Hi,

I am not able to open any KA  in the Trellix website. I cross checked in another system and also connected other network. Still i am unable to open any KA related  to issue discussion of  ePO event parser service  is not starting  and ePO console shows as  Mcafee Foundation service (not ePO).

Please advise.

Hello

Try from the server itself via browser:
https://<servername>:8443/core/config     
Put your servername and correct the Port if you have modified it.
Verify the data there.

Regards

Hi,

No port number was changed.

Site did changed only  DomainAdmin user  account password in DomainController server only.
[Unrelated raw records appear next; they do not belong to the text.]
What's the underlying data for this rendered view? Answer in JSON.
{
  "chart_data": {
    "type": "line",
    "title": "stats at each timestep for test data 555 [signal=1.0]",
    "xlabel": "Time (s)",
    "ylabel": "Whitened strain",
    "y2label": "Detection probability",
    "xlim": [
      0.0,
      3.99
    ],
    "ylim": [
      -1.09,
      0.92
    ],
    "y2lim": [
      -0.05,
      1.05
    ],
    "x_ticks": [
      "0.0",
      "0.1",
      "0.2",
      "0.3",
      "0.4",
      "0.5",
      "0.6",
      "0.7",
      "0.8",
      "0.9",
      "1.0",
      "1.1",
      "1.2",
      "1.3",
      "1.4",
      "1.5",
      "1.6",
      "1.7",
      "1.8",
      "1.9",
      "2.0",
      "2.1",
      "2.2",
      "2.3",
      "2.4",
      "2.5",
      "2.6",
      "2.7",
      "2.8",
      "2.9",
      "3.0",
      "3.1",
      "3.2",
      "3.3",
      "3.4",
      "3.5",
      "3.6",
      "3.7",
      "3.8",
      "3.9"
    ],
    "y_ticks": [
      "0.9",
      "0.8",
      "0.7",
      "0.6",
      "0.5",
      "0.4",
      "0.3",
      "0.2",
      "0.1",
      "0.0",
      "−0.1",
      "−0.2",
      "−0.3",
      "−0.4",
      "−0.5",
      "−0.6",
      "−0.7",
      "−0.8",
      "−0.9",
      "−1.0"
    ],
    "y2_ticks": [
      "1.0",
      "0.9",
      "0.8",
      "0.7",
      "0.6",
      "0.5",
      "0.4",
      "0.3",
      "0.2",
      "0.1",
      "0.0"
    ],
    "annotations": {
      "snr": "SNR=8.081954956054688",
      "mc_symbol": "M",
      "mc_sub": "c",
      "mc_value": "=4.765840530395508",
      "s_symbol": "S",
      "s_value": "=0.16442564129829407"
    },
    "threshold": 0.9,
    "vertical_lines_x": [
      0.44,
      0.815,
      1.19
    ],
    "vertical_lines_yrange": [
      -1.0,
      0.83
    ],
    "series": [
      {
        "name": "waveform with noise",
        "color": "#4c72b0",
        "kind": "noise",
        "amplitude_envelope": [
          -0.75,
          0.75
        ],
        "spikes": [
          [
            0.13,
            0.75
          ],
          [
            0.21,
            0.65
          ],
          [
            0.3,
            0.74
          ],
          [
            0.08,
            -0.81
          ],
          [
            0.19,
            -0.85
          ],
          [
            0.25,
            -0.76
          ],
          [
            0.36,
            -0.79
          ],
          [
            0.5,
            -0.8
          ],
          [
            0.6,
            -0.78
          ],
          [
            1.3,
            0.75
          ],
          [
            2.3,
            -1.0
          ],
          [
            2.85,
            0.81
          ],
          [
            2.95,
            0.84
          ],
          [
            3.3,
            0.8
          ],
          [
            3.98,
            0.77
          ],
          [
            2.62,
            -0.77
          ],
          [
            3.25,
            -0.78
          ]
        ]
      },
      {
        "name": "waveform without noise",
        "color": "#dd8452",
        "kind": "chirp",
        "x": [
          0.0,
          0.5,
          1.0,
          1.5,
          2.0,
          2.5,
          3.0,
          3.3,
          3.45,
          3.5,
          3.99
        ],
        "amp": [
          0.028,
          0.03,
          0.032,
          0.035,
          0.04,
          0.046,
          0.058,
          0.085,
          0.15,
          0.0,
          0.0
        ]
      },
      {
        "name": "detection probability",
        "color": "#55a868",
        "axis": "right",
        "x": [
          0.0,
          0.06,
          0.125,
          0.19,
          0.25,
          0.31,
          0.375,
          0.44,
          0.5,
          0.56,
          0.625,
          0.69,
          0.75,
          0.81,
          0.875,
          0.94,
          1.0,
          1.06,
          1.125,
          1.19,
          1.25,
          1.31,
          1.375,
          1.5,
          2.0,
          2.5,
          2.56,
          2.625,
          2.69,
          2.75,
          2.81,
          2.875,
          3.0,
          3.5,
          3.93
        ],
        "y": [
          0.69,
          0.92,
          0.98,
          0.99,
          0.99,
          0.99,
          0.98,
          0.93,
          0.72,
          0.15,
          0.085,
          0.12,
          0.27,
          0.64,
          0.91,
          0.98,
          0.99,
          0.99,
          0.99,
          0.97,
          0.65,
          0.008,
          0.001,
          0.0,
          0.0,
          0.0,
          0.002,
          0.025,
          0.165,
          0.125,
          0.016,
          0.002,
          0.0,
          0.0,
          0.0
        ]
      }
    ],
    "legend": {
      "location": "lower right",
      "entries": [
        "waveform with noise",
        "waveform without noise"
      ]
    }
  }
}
After some days of working ePO console login issue observed suddenly in ePO server.

Tried KB69850, test connection showed successful  in  core-config page in ePO server,  but  still ePO event parser service is not starting and unable to login ePO console.

Please advise.

Have you restarted the Services?

Are you sure the only thing that changed is the password?  Were sql services restarted by any chance?  Is sql on same or different server?  If you go into configuration manager for sql and look at the tcp settings for your sql instance, is sql using a dynamic or static port (look at the IP all section).  If the port is dynamic, change it to static, if possible and ensure core/config page has the right port.  
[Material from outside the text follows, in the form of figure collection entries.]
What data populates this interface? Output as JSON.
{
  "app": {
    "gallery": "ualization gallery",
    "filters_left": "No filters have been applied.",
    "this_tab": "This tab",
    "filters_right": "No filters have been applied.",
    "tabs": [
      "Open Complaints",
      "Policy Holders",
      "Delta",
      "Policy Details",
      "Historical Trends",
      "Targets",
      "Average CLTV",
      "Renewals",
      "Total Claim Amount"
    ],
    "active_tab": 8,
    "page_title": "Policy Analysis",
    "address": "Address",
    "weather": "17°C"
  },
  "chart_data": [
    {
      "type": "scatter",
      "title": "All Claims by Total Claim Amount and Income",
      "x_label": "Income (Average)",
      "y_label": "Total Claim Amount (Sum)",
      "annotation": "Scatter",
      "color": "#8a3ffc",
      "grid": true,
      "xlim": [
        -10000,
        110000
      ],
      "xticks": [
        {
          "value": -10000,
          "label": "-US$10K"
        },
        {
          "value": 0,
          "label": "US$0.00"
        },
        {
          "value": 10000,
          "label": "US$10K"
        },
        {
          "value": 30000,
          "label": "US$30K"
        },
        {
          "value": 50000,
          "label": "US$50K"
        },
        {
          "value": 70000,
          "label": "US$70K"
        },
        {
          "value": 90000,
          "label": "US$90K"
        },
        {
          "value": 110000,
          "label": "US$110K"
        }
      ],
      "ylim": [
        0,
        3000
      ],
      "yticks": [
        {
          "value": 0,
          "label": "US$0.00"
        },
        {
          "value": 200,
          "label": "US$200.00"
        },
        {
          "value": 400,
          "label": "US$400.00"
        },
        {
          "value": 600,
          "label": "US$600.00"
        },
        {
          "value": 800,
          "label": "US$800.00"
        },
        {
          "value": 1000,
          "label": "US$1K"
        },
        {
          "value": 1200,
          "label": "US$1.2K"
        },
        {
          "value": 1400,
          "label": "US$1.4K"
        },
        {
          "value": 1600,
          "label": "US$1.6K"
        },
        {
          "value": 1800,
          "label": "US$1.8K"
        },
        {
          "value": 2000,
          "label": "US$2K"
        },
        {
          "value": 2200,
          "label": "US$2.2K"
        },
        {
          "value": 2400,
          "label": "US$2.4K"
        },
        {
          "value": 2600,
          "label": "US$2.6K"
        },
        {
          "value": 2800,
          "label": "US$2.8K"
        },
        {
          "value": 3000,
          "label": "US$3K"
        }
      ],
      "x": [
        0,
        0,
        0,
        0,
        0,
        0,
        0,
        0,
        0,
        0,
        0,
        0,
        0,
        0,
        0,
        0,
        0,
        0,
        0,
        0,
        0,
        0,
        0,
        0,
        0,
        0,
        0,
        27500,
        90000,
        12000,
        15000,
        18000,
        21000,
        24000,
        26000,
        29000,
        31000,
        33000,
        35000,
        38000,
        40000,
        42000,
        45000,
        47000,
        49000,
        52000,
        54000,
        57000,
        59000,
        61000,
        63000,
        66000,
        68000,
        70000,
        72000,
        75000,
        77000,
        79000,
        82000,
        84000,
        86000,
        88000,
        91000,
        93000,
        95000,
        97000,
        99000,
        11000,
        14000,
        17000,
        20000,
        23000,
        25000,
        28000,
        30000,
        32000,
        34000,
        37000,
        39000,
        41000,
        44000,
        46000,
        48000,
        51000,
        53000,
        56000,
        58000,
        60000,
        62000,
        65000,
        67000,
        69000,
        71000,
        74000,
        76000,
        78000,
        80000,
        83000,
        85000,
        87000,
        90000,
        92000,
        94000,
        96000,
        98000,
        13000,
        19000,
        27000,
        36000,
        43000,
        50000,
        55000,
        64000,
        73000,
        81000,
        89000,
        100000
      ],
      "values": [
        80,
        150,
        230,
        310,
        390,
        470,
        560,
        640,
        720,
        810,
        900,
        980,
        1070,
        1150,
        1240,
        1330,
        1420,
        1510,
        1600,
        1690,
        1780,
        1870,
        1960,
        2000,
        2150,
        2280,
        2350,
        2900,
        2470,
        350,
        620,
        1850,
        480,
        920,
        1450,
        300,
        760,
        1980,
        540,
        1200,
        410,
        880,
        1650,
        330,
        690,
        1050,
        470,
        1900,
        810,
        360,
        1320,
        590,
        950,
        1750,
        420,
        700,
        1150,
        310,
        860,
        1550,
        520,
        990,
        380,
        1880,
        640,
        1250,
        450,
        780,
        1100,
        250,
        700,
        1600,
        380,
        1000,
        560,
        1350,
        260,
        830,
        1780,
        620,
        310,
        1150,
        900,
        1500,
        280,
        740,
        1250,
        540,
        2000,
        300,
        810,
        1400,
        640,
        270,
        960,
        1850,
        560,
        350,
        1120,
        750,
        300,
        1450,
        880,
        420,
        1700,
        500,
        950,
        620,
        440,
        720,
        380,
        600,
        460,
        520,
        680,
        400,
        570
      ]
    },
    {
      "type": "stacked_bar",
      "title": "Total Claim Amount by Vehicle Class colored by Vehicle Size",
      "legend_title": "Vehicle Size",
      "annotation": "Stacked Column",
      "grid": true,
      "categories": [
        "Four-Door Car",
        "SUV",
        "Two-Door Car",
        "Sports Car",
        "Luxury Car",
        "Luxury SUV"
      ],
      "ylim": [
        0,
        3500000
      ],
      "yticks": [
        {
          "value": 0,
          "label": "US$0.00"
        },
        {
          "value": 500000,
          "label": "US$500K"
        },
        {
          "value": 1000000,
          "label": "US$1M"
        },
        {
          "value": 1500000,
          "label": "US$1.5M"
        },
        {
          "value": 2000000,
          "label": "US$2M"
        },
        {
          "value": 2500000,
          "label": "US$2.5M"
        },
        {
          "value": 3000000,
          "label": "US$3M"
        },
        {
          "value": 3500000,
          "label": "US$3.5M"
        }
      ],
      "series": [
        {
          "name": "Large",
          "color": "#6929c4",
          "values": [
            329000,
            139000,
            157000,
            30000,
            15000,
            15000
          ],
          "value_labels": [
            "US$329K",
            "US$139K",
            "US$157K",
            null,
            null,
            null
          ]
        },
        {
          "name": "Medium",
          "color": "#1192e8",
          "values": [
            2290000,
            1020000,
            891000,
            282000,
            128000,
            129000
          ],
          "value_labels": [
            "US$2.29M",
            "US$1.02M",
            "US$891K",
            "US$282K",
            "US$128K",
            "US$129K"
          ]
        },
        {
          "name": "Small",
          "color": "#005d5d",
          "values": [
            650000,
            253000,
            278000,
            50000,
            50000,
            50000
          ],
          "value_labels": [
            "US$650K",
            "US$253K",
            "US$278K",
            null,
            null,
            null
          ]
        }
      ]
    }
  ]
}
Also check the instance name.  If it is mssqlserver, make sure that the instance name then is blank in core/config.  If you can't change the port from dynamic to static and the instance name is not the default, then remove the port from core/config and just leave the instance name there.  Eventparser will not start if a connection to the database can't be established.

Hi,

Thanks for your reply.

At site Domain Controller server is different and ePO server, SQL is on other server.  DC , ePO are not on same system.

I checked with site team they mentioned that  some one did password change activity on DomainController only. Then later some days of working  site team tried ePO console login and unable to login, then rebooted ePO server. Still same issue observed.
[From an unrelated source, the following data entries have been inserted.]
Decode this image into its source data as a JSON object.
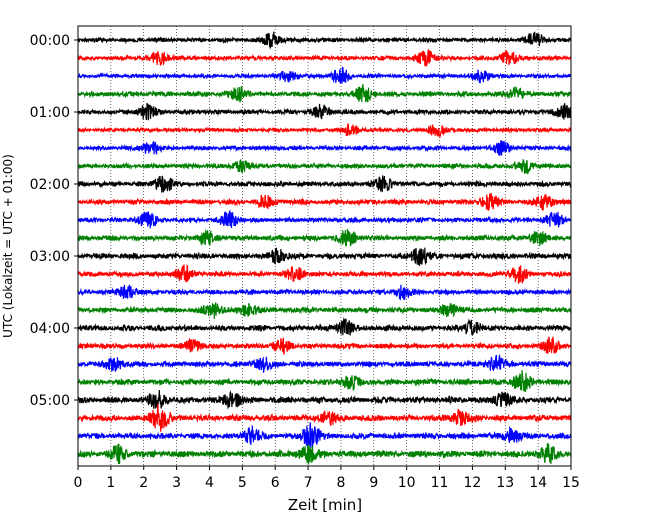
{
  "chart_data": {
    "type": "line",
    "title": "",
    "xlabel": "Zeit  [min]",
    "ylabel": "UTC (Lokalzeit = UTC + 01:00)",
    "xlim": [
      0,
      15
    ],
    "x_ticks": [
      "0",
      "1",
      "2",
      "3",
      "4",
      "5",
      "6",
      "7",
      "8",
      "9",
      "10",
      "11",
      "12",
      "13",
      "14",
      "15"
    ],
    "y_tick_labels": [
      "00:00",
      "01:00",
      "02:00",
      "03:00",
      "04:00",
      "05:00"
    ],
    "grid": "vertical dotted lines at each minute",
    "trace_colors": [
      "#000000",
      "#ff0000",
      "#0000ff",
      "#008000"
    ],
    "series": [
      {
        "start": "00:00",
        "amplitude": 0.35,
        "events": [
          {
            "x": 5.9,
            "amp": 1.2
          },
          {
            "x": 13.9,
            "amp": 1.1
          }
        ]
      },
      {
        "start": "00:15",
        "amplitude": 0.35,
        "events": [
          {
            "x": 2.5,
            "amp": 1.0
          },
          {
            "x": 10.6,
            "amp": 1.2
          },
          {
            "x": 13.1,
            "amp": 1.0
          }
        ]
      },
      {
        "start": "00:30",
        "amplitude": 0.32,
        "events": [
          {
            "x": 6.4,
            "amp": 1.0
          },
          {
            "x": 8.0,
            "amp": 1.3
          },
          {
            "x": 12.3,
            "amp": 1.0
          }
        ]
      },
      {
        "start": "00:45",
        "amplitude": 0.4,
        "events": [
          {
            "x": 4.9,
            "amp": 1.1
          },
          {
            "x": 8.7,
            "amp": 1.4
          },
          {
            "x": 13.3,
            "amp": 1.0
          }
        ]
      },
      {
        "start": "01:00",
        "amplitude": 0.38,
        "events": [
          {
            "x": 2.1,
            "amp": 1.2
          },
          {
            "x": 7.4,
            "amp": 1.1
          },
          {
            "x": 14.8,
            "amp": 1.2
          }
        ]
      },
      {
        "start": "01:15",
        "amplitude": 0.3,
        "events": [
          {
            "x": 8.3,
            "amp": 0.9
          },
          {
            "x": 10.9,
            "amp": 1.0
          }
        ]
      },
      {
        "start": "01:30",
        "amplitude": 0.33,
        "events": [
          {
            "x": 2.2,
            "amp": 1.1
          },
          {
            "x": 12.9,
            "amp": 1.1
          }
        ]
      },
      {
        "start": "01:45",
        "amplitude": 0.38,
        "events": [
          {
            "x": 5.0,
            "amp": 1.0
          },
          {
            "x": 13.6,
            "amp": 1.0
          }
        ]
      },
      {
        "start": "02:00",
        "amplitude": 0.4,
        "events": [
          {
            "x": 2.6,
            "amp": 1.4
          },
          {
            "x": 9.3,
            "amp": 1.1
          }
        ]
      },
      {
        "start": "02:15",
        "amplitude": 0.42,
        "events": [
          {
            "x": 5.7,
            "amp": 1.0
          },
          {
            "x": 12.5,
            "amp": 1.3
          },
          {
            "x": 14.2,
            "amp": 1.1
          }
        ]
      },
      {
        "start": "02:30",
        "amplitude": 0.38,
        "events": [
          {
            "x": 2.1,
            "amp": 1.2
          },
          {
            "x": 4.6,
            "amp": 1.3
          },
          {
            "x": 14.5,
            "amp": 1.2
          }
        ]
      },
      {
        "start": "02:45",
        "amplitude": 0.42,
        "events": [
          {
            "x": 3.9,
            "amp": 1.1
          },
          {
            "x": 8.2,
            "amp": 1.3
          },
          {
            "x": 14.0,
            "amp": 1.0
          }
        ]
      },
      {
        "start": "03:00",
        "amplitude": 0.45,
        "events": [
          {
            "x": 6.1,
            "amp": 1.1
          },
          {
            "x": 10.4,
            "amp": 1.5
          }
        ]
      },
      {
        "start": "03:15",
        "amplitude": 0.4,
        "events": [
          {
            "x": 3.2,
            "amp": 1.3
          },
          {
            "x": 6.6,
            "amp": 1.1
          },
          {
            "x": 13.4,
            "amp": 1.3
          }
        ]
      },
      {
        "start": "03:30",
        "amplitude": 0.38,
        "events": [
          {
            "x": 1.5,
            "amp": 1.1
          },
          {
            "x": 9.9,
            "amp": 1.1
          }
        ]
      },
      {
        "start": "03:45",
        "amplitude": 0.42,
        "events": [
          {
            "x": 4.1,
            "amp": 1.3
          },
          {
            "x": 5.2,
            "amp": 1.1
          },
          {
            "x": 11.3,
            "amp": 1.0
          }
        ]
      },
      {
        "start": "04:00",
        "amplitude": 0.45,
        "events": [
          {
            "x": 8.1,
            "amp": 1.2
          },
          {
            "x": 12.0,
            "amp": 1.1
          }
        ]
      },
      {
        "start": "04:15",
        "amplitude": 0.42,
        "events": [
          {
            "x": 3.5,
            "amp": 1.0
          },
          {
            "x": 6.2,
            "amp": 1.0
          },
          {
            "x": 14.4,
            "amp": 1.2
          }
        ]
      },
      {
        "start": "04:30",
        "amplitude": 0.45,
        "events": [
          {
            "x": 1.1,
            "amp": 1.1
          },
          {
            "x": 5.6,
            "amp": 1.1
          },
          {
            "x": 12.7,
            "amp": 1.2
          }
        ]
      },
      {
        "start": "04:45",
        "amplitude": 0.48,
        "events": [
          {
            "x": 8.3,
            "amp": 1.1
          },
          {
            "x": 13.5,
            "amp": 1.6
          }
        ]
      },
      {
        "start": "05:00",
        "amplitude": 0.5,
        "events": [
          {
            "x": 2.4,
            "amp": 1.4
          },
          {
            "x": 4.7,
            "amp": 1.2
          },
          {
            "x": 12.9,
            "amp": 1.1
          }
        ]
      },
      {
        "start": "05:15",
        "amplitude": 0.5,
        "events": [
          {
            "x": 2.5,
            "amp": 2.2
          },
          {
            "x": 7.6,
            "amp": 1.0
          },
          {
            "x": 11.6,
            "amp": 1.1
          }
        ]
      },
      {
        "start": "05:30",
        "amplitude": 0.48,
        "events": [
          {
            "x": 5.3,
            "amp": 1.4
          },
          {
            "x": 7.1,
            "amp": 2.0
          },
          {
            "x": 13.2,
            "amp": 1.2
          }
        ]
      },
      {
        "start": "05:45",
        "amplitude": 0.55,
        "events": [
          {
            "x": 1.2,
            "amp": 1.2
          },
          {
            "x": 7.0,
            "amp": 1.4
          },
          {
            "x": 14.3,
            "amp": 1.3
          }
        ]
      }
    ]
  }
}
I already asked site team to provide the snaps of the core-config to cross check the settings like Servername, Port, dynamic/static, SQL instance name, etc.

But in my lab setup SQL instance name is set as the one I entered while installing & configuring SQL.

You mean to say now in this type of issues, SQL instance name will change to default or some other (mssqlserver)  name instead of original configured name ? Please clarify.

So after trying the below suggested step  of updating  port  or  sqlserver name  you are suggesting to restart  event parser service or reboot ePO server and then check the status ?

suggested  step to try -  If it is mssqlserver, make sure that the instance name then is blank in core/config.  If you can't change the port from dynamic to static and the instance name is not the default, then remove the port from core/config and just leave the instance name there.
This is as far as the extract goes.